N'ont été cités jusqu'à présent que les jeudis. Du Pulp. Alors qu'elle est toute autre(s), la réalité du meilleur club à filles ( merci Michèle), et à garçons, et à filles qui aiment les filles,
les garçons, à garçons à garçons, à travelotes, c'étaient du mardi au dimanche inclus. Avec des soirées plus ci que ça. Mais toujours ouvertes aux autres ci et ça(s).
Avec des filles comme Zouzou. Au bar.
Il y a eu cette période démente où le club initialement à filles est devenu theplacetobe.
Il y eu des performances. Beaucoup de performances. Citer celle d'Odette Bombardier. La fille que j'avais connue sur les plages de Maurice en 1980, la première fille à porter un bikini fluo
rapporté de la Réunion, la fille aux cheveux courts et bruns était maintenant rasée, tatouée, la fille portait maintenant des bijoux par elle fabriqués, des colliers à pointes, des lignes
presque dangereuses, la fille que j'avais connu dans cet environnement vertueux était maintenant une créature, en passe de devenir une icône.
On s'est revues aux Cake & Milk de Batofar, depuis, plus rien.
Le Pulp a fait partie des rares endroits où la liberté était comme un costume transparent enfilé par-dessus soi dès le vestiaire. Pourquoi exactement, c'est l'histoire alchimique, bonnes
personnes au bon endroit au bon moment. A cause de ce que signifie la liberté d'esprit.La neutralisation temporaire d'une récurrence majoritaire de clivages.

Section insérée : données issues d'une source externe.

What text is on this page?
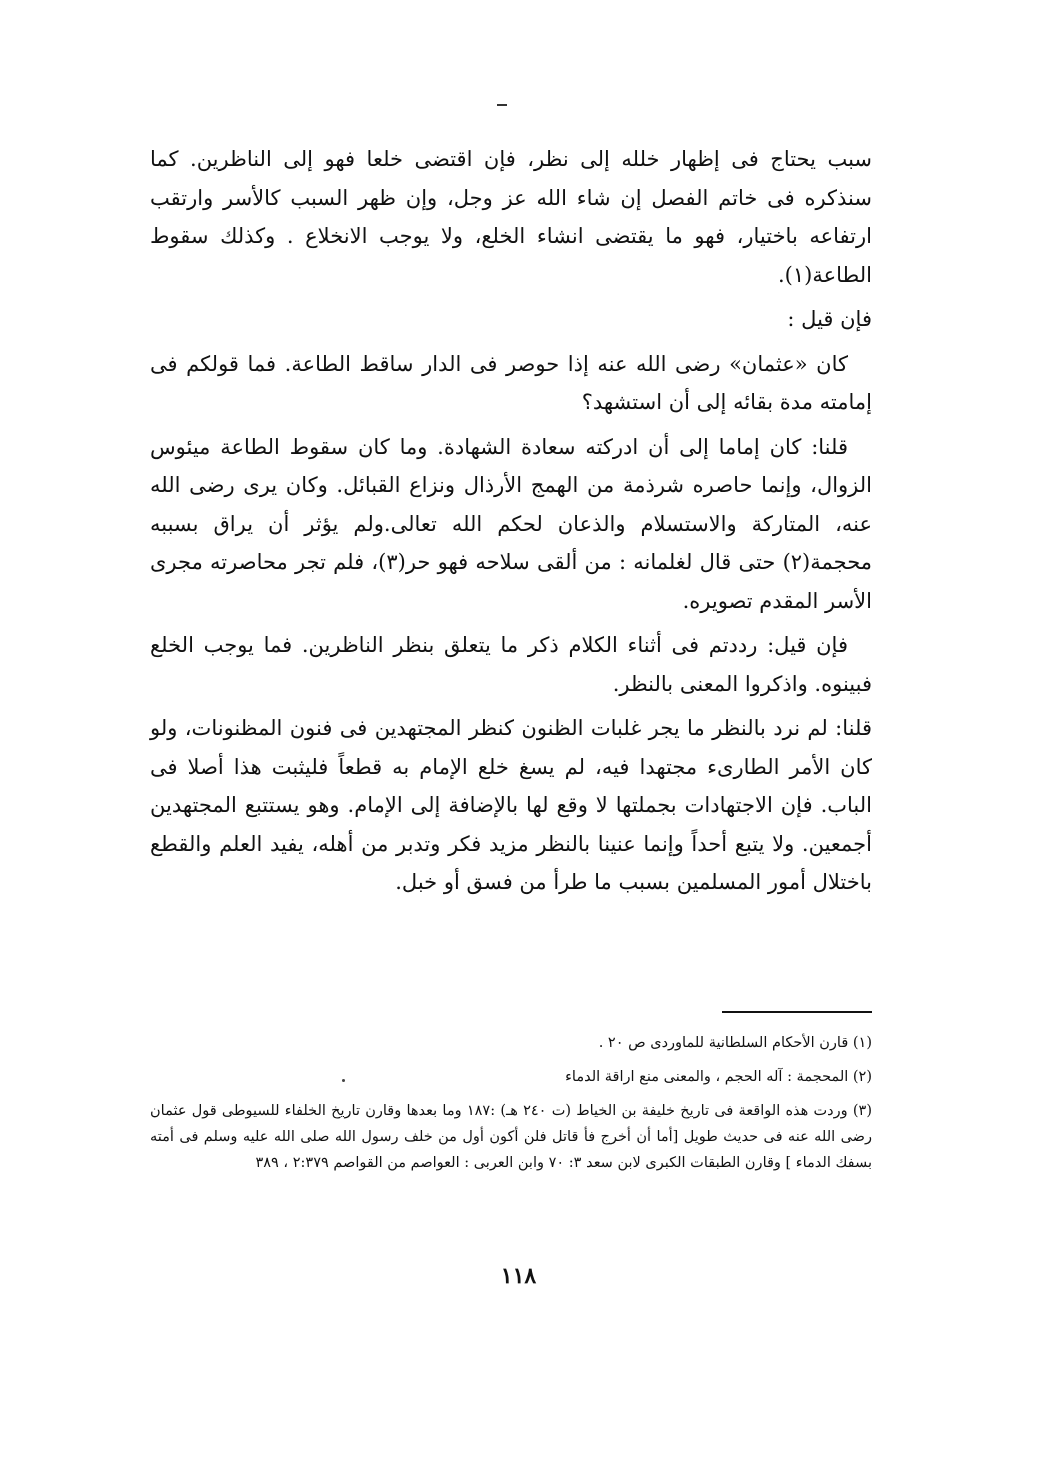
سبب يحتاج فى إظهار خلله إلى نظر، فإن اقتضى خلعا فهو إلى الناظرين. كما سنذكره فى خاتم الفصل إن شاء الله عز وجل، وإن ظهر السبب كالأسر وارتقب ارتفاعه باختيار، فهو ما يقتضى انشاء الخلع، ولا يوجب الانخلاع . وكذلك سقوط الطاعة(١).

فإن قيل :

كان «عثمان» رضى الله عنه إذا حوصر فى الدار ساقط الطاعة. فما قولكم فى إمامته مدة بقائه إلى أن استشهد؟

قلنا: كان إماما إلى أن ادركته سعادة الشهادة. وما كان سقوط الطاعة ميئوس الزوال، وإنما حاصره شرذمة من الهمج الأرذال ونزاع القبائل. وكان يرى رضى الله عنه، المتاركة والاستسلام والذعان لحكم الله تعالى.ولم يؤثر أن يراق بسببه محجمة(٢) حتى قال لغلمانه : من ألقى سلاحه فهو حر(٣)، فلم تجر محاصرته مجرى الأسر المقدم تصويره.

فإن قيل: رددتم فى أثناء الكلام ذكر ما يتعلق بنظر الناظرين. فما يوجب الخلع فبينوه. واذكروا المعنى بالنظر.

قلنا: لم نرد بالنظر ما يجر غلبات الظنون كنظر المجتهدين فى فنون المظنونات، ولو كان الأمر الطارىء مجتهدا فيه، لم يسغ خلع الإمام به قطعاً فليثبت هذا أصلا فى الباب. فإن الاجتهادات بجملتها لا وقع لها بالإضافة إلى الإمام. وهو يستتبع المجتهدين أجمعين. ولا يتبع أحداً وإنما عنينا بالنظر مزيد فكر وتدبر من أهله، يفيد العلم والقطع باختلال أمور المسلمين بسبب ما طرأ من فسق أو خبل.

(١) قارن الأحكام السلطانية للماوردى ص ٢٠ .

(٢) المحجمة : آله الحجم ، والمعنى منع اراقة الدماء

(٣) وردت هذه الواقعة فى تاريخ خليفة بن الخياط (ت ٢٤٠ هـ) :١٨٧ وما بعدها وقارن تاريخ الخلفاء للسيوطى قول عثمان رضى الله عنه فى حديث طويل [أما أن أخرج فأ قاتل فلن أكون أول من خلف رسول الله صلى الله عليه وسلم فى أمته بسفك الدماء ] وقارن الطبقات الكبرى لابن سعد ٣: ٧٠ وابن العربى : العواصم من القواصم ٢:٣٧٩ ، ٣٨٩

١١٨
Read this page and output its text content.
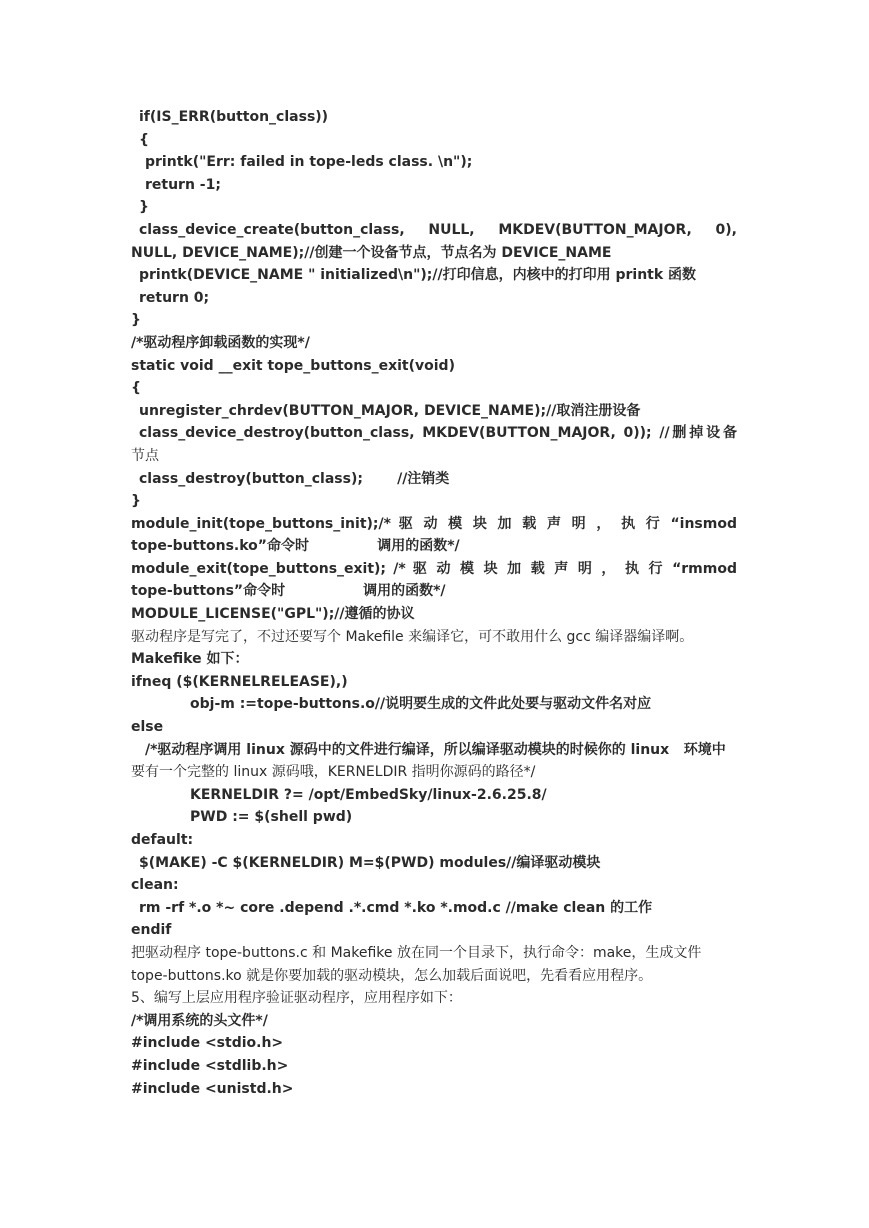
if(IS_ERR(button_class))
{
printk("Err: failed in tope-leds class. \n");
return -1;
}
class_device_create(button_class, NULL, MKDEV(BUTTON_MAJOR, 0),
NULL, DEVICE_NAME);//创建一个设备节点，节点名为 DEVICE_NAME
printk(DEVICE_NAME " initialized\n");//打印信息，内核中的打印用 printk 函数
return 0;
}
/*驱动程序卸载函数的实现*/
static void __exit tope_buttons_exit(void)
{
unregister_chrdev(BUTTON_MAJOR, DEVICE_NAME);//取消注册设备
class_device_destroy(button_class, MKDEV(BUTTON_MAJOR, 0)); //删掉设备
节点
class_destroy(button_class);       //注销类
}
module_init(tope_buttons_init);/* 驱 动 模 块 加 载 声 明 ， 执 行 “insmod
tope-buttons.ko”命令时              调用的函数*/
module_exit(tope_buttons_exit); /* 驱 动 模 块 加 载 声 明 ， 执 行 “rmmod
tope-buttons”命令时                调用的函数*/
MODULE_LICENSE("GPL");//遵循的协议
驱动程序是写完了，不过还要写个 Makefile 来编译它，可不敢用什么 gcc 编译器编译啊。
Makefike 如下：
ifneq ($(KERNELRELEASE),)
obj-m :=tope-buttons.o//说明要生成的文件此处要与驱动文件名对应
else
/*驱动程序调用 linux 源码中的文件进行编译，所以编译驱动模块的时候你的 linux   环境中
要有一个完整的 linux 源码哦，KERNELDIR 指明你源码的路径*/
KERNELDIR ?= /opt/EmbedSky/linux-2.6.25.8/
PWD := $(shell pwd)
default:
$(MAKE) -C $(KERNELDIR) M=$(PWD) modules//编译驱动模块
clean:
rm -rf *.o *~ core .depend .*.cmd *.ko *.mod.c //make clean 的工作
endif
把驱动程序 tope-buttons.c 和 Makefike 放在同一个目录下，执行命令：make，生成文件
tope-buttons.ko 就是你要加载的驱动模块，怎么加载后面说吧，先看看应用程序。
5、编写上层应用程序验证驱动程序，应用程序如下：
/*调用系统的头文件*/
#include <stdio.h>
#include <stdlib.h>
#include <unistd.h>
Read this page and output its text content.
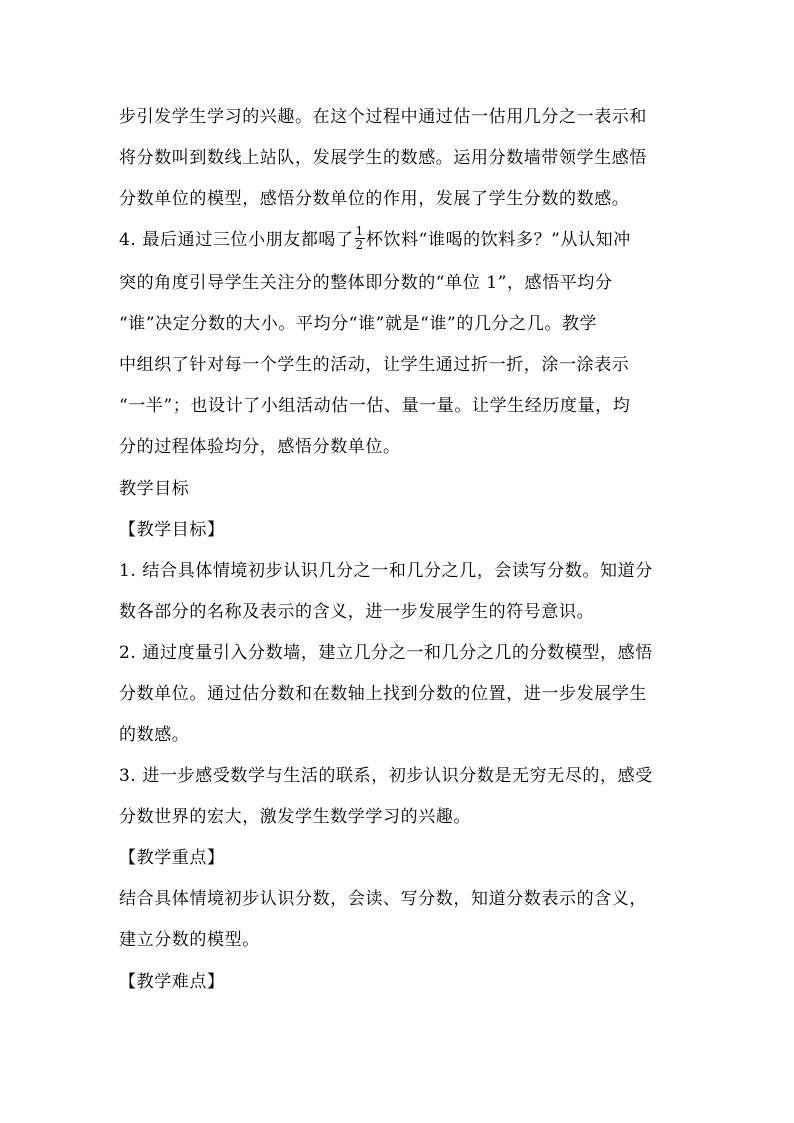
步引发学生学习的兴趣。在这个过程中通过估一估用几分之一表示和
将分数叫到数线上站队，发展学生的数感。运用分数墙带领学生感悟
分数单位的模型，感悟分数单位的作用，发展了学生分数的数感。
4. 最后通过三位小朋友都喝了 $\frac{1}{2}$ 杯饮料“谁喝的饮料多？”从认知冲
突的角度引导学生关注分的整体即分数的“单位 1”，感悟平均分
“谁”决定分数的大小。平均分“谁”就是“谁”的几分之几。教学
中组织了针对每一个学生的活动，让学生通过折一折，涂一涂表示
“一半”；也设计了小组活动估一估、量一量。让学生经历度量，均
分的过程体验均分，感悟分数单位。
教学目标
【教学目标】
1. 结合具体情境初步认识几分之一和几分之几，会读写分数。知道分
数各部分的名称及表示的含义，进一步发展学生的符号意识。
2. 通过度量引入分数墙，建立几分之一和几分之几的分数模型，感悟
分数单位。通过估分数和在数轴上找到分数的位置，进一步发展学生
的数感。
3. 进一步感受数学与生活的联系，初步认识分数是无穷无尽的，感受
分数世界的宏大，激发学生数学学习的兴趣。
【教学重点】
结合具体情境初步认识分数，会读、写分数，知道分数表示的含义，
建立分数的模型。
【教学难点】
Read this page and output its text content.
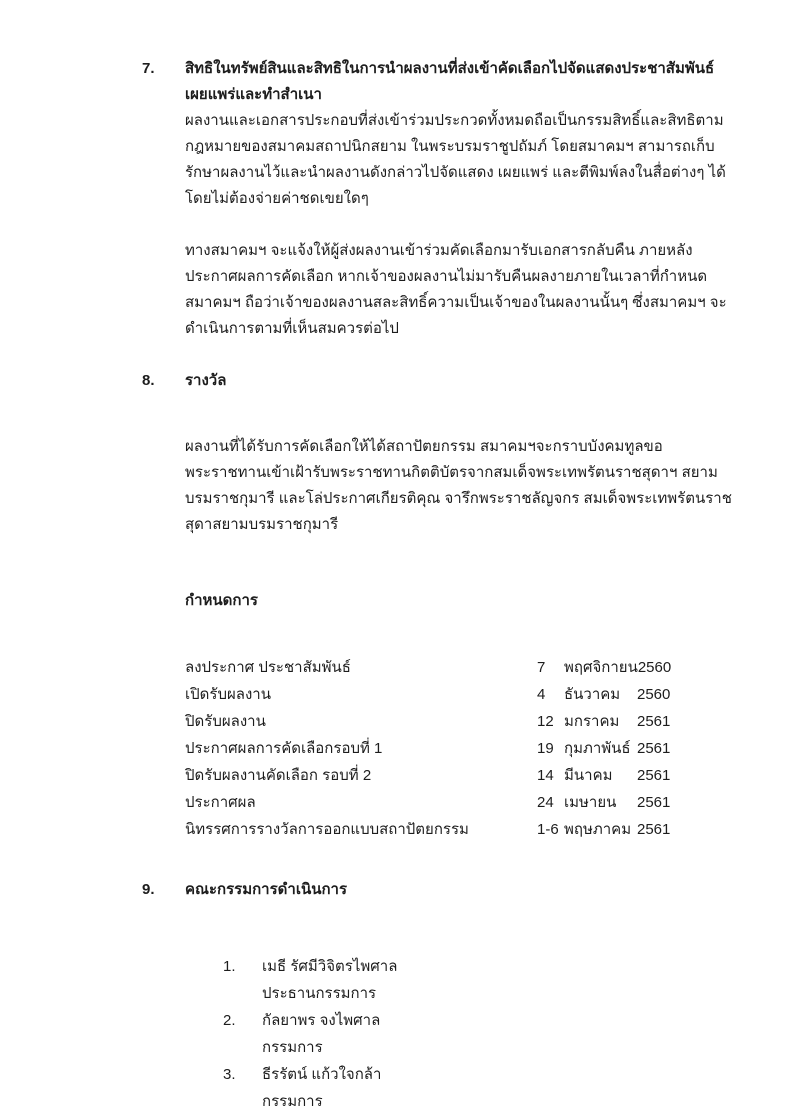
7.	สิทธิในทรัพย์สินและสิทธิในการนำผลงานที่ส่งเข้าคัดเลือกไปจัดแสดงประชาสัมพันธ์เผยแพร่และทำสำเนา

ผลงานและเอกสารประกอบที่ส่งเข้าร่วมประกวดทั้งหมดถือเป็นกรรมสิทธิ์และสิทธิตามกฎหมายของสมาคมสถาปนิกสยาม ในพระบรมราชูปถัมภ์ โดยสมาคมฯ สามารถเก็บรักษาผลงานไว้และนำผลงานดังกล่าวไปจัดแสดง เผยแพร่ และตีพิมพ์ลงในสื่อต่างๆ ได้ โดยไม่ต้องจ่ายค่าชดเขยใดๆ

ทางสมาคมฯ จะแจ้งให้ผู้ส่งผลงานเข้าร่วมคัดเลือกมารับเอกสารกลับคืน ภายหลังประกาศผลการคัดเลือก หากเจ้าของผลงานไม่มารับคืนผลงายภายในเวลาที่กำหนด สมาคมฯ ถือว่าเจ้าของผลงานสละสิทธิ์ความเป็นเจ้าของในผลงานนั้นๆ ซึ่งสมาคมฯ จะดำเนินการตามที่เห็นสมควรต่อไป

8.	รางวัล

ผลงานที่ได้รับการคัดเลือกให้ได้สถาปัตยกรรม สมาคมฯจะกราบบังคมทูลขอพระราชทานเข้าเฝ้ารับพระราชทานกิตติบัตรจากสมเด็จพระเทพรัตนราชสุดาฯ สยามบรมราชกุมารี และโล่ประกาศเกียรติคุณ จารึกพระราชลัญจกร สมเด็จพระเทพรัตนราชสุดาสยามบรมราชกุมารี

กำหนดการ
ลงประกาศ ประชาสัมพันธ์	7	พฤศจิกายน 2560
เปิดรับผลงาน	4	ธันวาคม	2560
ปิดรับผลงาน	12 มกราคม	2561
ประกาศผลการคัดเลือกรอบที่ 1	19 กุมภาพันธ์ 2561
ปิดรับผลงานคัดเลือก รอบที่ 2	14 มีนาคม	2561
ประกาศผล	24 เมษายน	2561
นิทรรศการรางวัลการออกแบบสถาปัตยกรรม	1-6 พฤษภาคม 2561
9.	คณะกรรมการดำเนินการ
1.	เมธี รัศมีวิจิตรไพศาล
ประธานกรรมการ
2.	กัลยาพร จงไพศาล
กรรมการ
3.	ธีรรัตน์ แก้วใจกล้า
กรรมการ
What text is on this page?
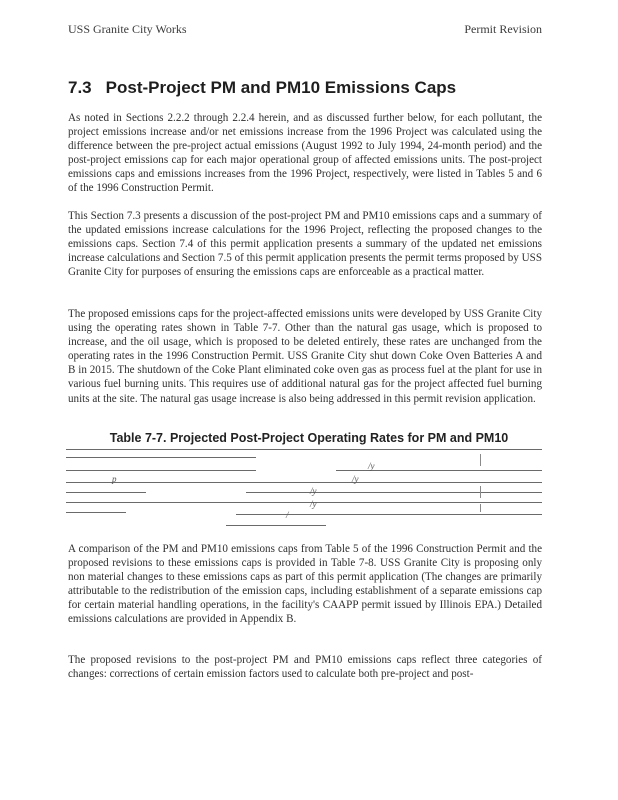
USS Granite City Works	Permit Revision
7.3 Post-Project PM and PM10 Emissions Caps

As noted in Sections 2.2.2 through 2.2.4 herein, and as discussed further below, for each pollutant, the project emissions increase and/or net emissions increase from the 1996 Project was calculated using the difference between the pre-project actual emissions (August 1992 to July 1994, 24-month period) and the post-project emissions cap for each major operational group of affected emissions units. The post-project emissions caps and emissions increases from the 1996 Project, respectively, were listed in Tables 5 and 6 of the 1996 Construction Permit.

This Section 7.3 presents a discussion of the post-project PM and PM10 emissions caps and a summary of the updated emissions increase calculations for the 1996 Project, reflecting the proposed changes to the emissions caps. Section 7.4 of this permit application presents a summary of the updated net emissions increase calculations and Section 7.5 of this permit application presents the permit terms proposed by USS Granite City for purposes of ensuring the emissions caps are enforceable as a practical matter.

The proposed emissions caps for the project-affected emissions units were developed by USS Granite City using the operating rates shown in Table 7-7. Other than the natural gas usage, which is proposed to increase, and the oil usage, which is proposed to be deleted entirely, these rates are unchanged from the operating rates in the 1996 Construction Permit. USS Granite City shut down Coke Oven Batteries A and B in 2015. The shutdown of the Coke Plant eliminated coke oven gas as process fuel at the plant for use in various fuel burning units. This requires use of additional natural gas for the project affected fuel burning units at the site. The natural gas usage increase is also being addressed in this permit revision application.

Table 7-7. Projected Post-Project Operating Rates for PM and PM10
/y
p	/y
/y
/y
/

A comparison of the PM and PM10 emissions caps from Table 5 of the 1996 Construction Permit and the proposed revisions to these emissions caps is provided in Table 7-8. USS Granite City is proposing only non material changes to these emissions caps as part of this permit application (The changes are primarily attributable to the redistribution of the emission caps, including establishment of a separate emissions cap for certain material handling operations, in the facility's CAAPP permit issued by Illinois EPA.) Detailed emissions calculations are provided in Appendix B.

The proposed revisions to the post-project PM and PM10 emissions caps reflect three categories of changes: corrections of certain emission factors used to calculate both pre-project and post-
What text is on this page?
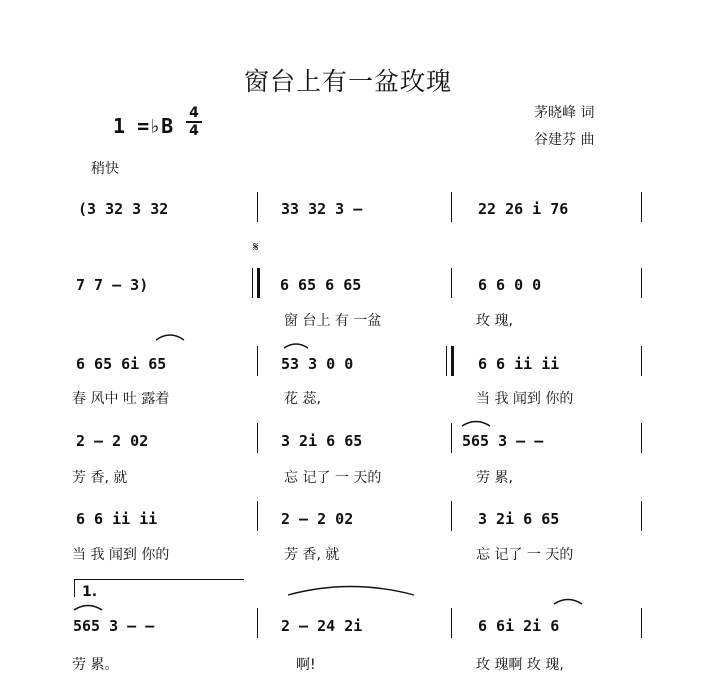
窗台上有一盆玫瑰
1 =♭B $\frac{4}{4}$	茅晓峰 词
谷建芬 曲
稍快
(3 32 3 32	33 32 3 –	22 26 i 76
𝄋
7 7 – 3)	6 65 6 65	6 6 0 0
窗 台上 有 一盆	玫 瑰,
6 65 6i 65	53 3 0 0	6 6 ii ii
春 风中 吐 露着	花 蕊,	当 我 闻到 你的
2 – 2 02	3 2i 6 65	565 3 – –
芳 香, 就	忘 记了 一 天的	劳 累,
6 6 ii ii	2 – 2 02	3 2i 6 65
当 我 闻到 你的	芳 香, 就	忘 记了 一 天的
1.
565 3 – –	2 – 24 2i	6 6i 2i 6
劳 累。	啊!	玫 瑰啊 玫 瑰,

Ce qui est éreintant, dans le récit, c'est lorsque le chapitre n'est pas relié directement à un événement, mais qu'au contraire, il renvoie à tellement d'événements, mélangés, déconnectés
parfaitement les uns des autres dans leur forme, qui figurent au total un magma semblable au générique des guignols, cette terre qui tourne et dont s'échappent au fur et à mesure diverses
emblèmes.
Ca a donc commencé avec Gino Castagnette aux platines, et ça s'est achevé avec la mort de Delphine. Entre les deux interstices, quelques années, tellement de gens, des passages éclair au Scorp', du
champagne et des vokas pamplemousse comme s'il en délugeait.
Il y avait cette camionneuse, elle portait presque toujours des chemise blanches et des bretelles. Avec quelques rares concessions aux chemises dites de bûcheron. Ambiance Nirvano.
J'ai mis du temps à intégrer qu'elle faisait partie du staff.
Je ne suis pas encore allée au Rosa bonheur que vient d'ouvrir Michèle. ( de ré-ouvrir). Je ne doute pas de la magie potentielle, je doute de mon pouvoir à basculer dans cette liberté qui fut une
dope.
Cette liberté qui fut une vraie dope.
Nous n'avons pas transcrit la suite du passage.